‘Ottawa’ Viggo Mortensen talks ‘Captain Fantastic’ and Canadiens’ P.K. Subban Trade
TORONTO — Viggo Mortensen is famously an Oscar-nominated actor — and a major Habs fan.
The star of the moving new drama “Captain Fantastic,” which is getting rave reviews for its portrayal of a family living in isolation off the grid, has donned Montreal Canadiens garb at press conferences and on film sets, including for “The Lord of the Rings” and “A History of Violence.”
Naturally, during a recent phone interview about “Captain Fantastic” (now in theatres), the topic shifted to the team’s recent trade of star player P.K. Subban.
“I’m sick about it, I’m sad about it,” said the New York native, who got a best actor Oscar nomination for the David Cronenberg-directed “Eastern Promises.”
“But it’s a team sport, it’s not just one guy that makes your team good or bad. So I’m optimistic that maybe it will be good in some way, for the collective…. There are still a lot of strong individuals on the team and some veterans who lead by example. So I don’t think it will be as bad as a lot of Canadiens’ fans are fearing.”
Mortensen even brought a bit of Quebec to the set of “Captain Fantastic,” written and directed by Matt Ross.
Mortensen plays a father raising his six children in the forests of the Pacific Northwest, isolated from society with no cellphones or tech gadgets.
When Ben’s wife dies, the family is determined to give her the funeral she wanted — rather than the service her wealthy parents plan for her in the city.
Anti-capitalist Ben loves literature, as does Mortensen (the actor is the founder and editor of Perceval Press), and he used his own books as props. They included titles from Quebec poets as well as Noam Chomsky and Howard Zinn.
He also brought his own canoe, bicycles, plants, clothing and kitchen items to the set, where he lived before shooting.
Mortensen and the actors who play Ben’s children went through a physical and intellectual boot camp of sorts a couple of weeks before shooting.
“We did rock climbing and martial arts and played a lot of music together and spent time together and did woodcraft, tracking, skinning, gutting animals,” said Mortensen.
“You name it, we did everything, and by the time we got to the first day of shooting, we knew each other really well, we had a good shorthand, we knew and appreciated each other’s strengths and weaknesses.”

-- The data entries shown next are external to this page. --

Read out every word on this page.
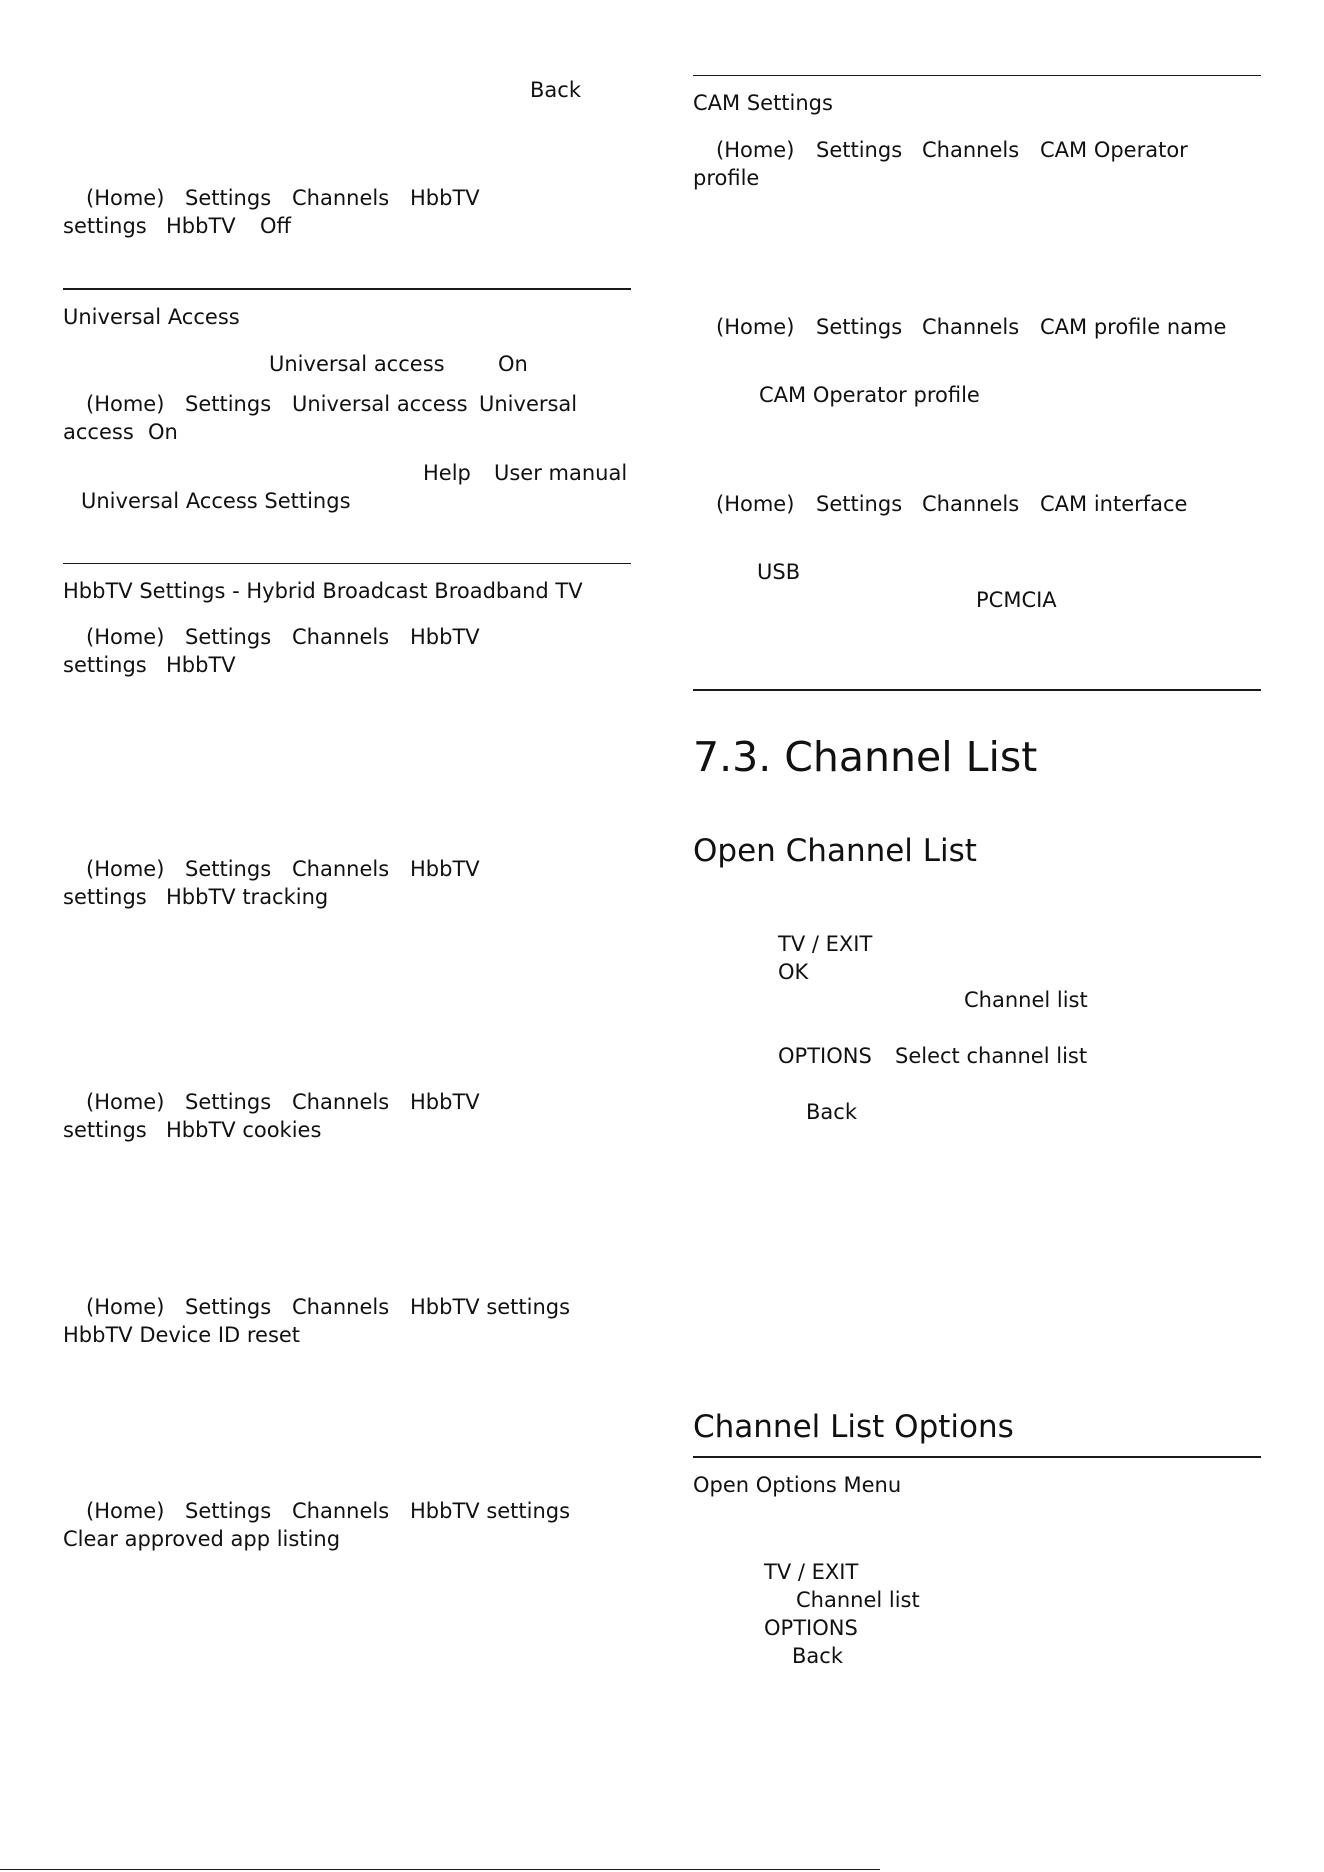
Back
(Home) Settings Channels HbbTV
settings HbbTV Off
Universal Access
Universal access	On
(Home) Settings Universal access Universal
access On
Help User manual
Universal Access Settings
HbbTV Settings - Hybrid Broadcast Broadband TV
(Home) Settings Channels HbbTV
settings HbbTV
(Home) Settings Channels HbbTV
settings HbbTV tracking
(Home) Settings Channels HbbTV
settings HbbTV cookies
(Home) Settings Channels HbbTV settings
HbbTV Device ID reset
(Home) Settings Channels HbbTV settings
Clear approved app listing
CAM Settings
(Home) Settings Channels CAM Operator
profile
(Home) Settings Channels CAM profile name
CAM Operator profile
(Home) Settings Channels CAM interface
USB
PCMCIA
7.3. Channel List
Open Channel List
TV / EXIT
OK
Channel list
OPTIONS Select channel list
Back
Channel List Options
Open Options Menu
TV / EXIT
Channel list
OPTIONS
Back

Mortensen said when he first read the script, he didn’t know what to make of the title.
“And then I realized, I guess you could put a question mark after it, it’s sort of tongue-in-cheek. It asks more questions than it answers. It posits that perhaps this is the greatest father in the world and then the next minute you’re thinking, ‘This guy is a menace to society.'”
Still, he ascribes to some of Ben’s views, including his matter-of-fact approach to communication.
Poor communication is a problem in many countries, said Mortensen.
He also laments those who use new technologies not to learn more about the world but “to reinforce their pre-existing ideologies or points of view in shallow ways.”
“There’s so much more that we could do and probably will, eventually,” he added. “One thing is to go play ‘Pokemon Go,’ and I guess there’s nothing wrong with that. Another is to find out exactly what’s going on in your government and your community and what people have done in the past when they’ve come up against obstacles of society, to communication, to war, poverty. There’s a lot more that we can learn.
“So I guess this movie made me feel like it’s worthwhile, life is short, I want to find out more. That’s the way I feel anyway but it just reinforced it tenfold.”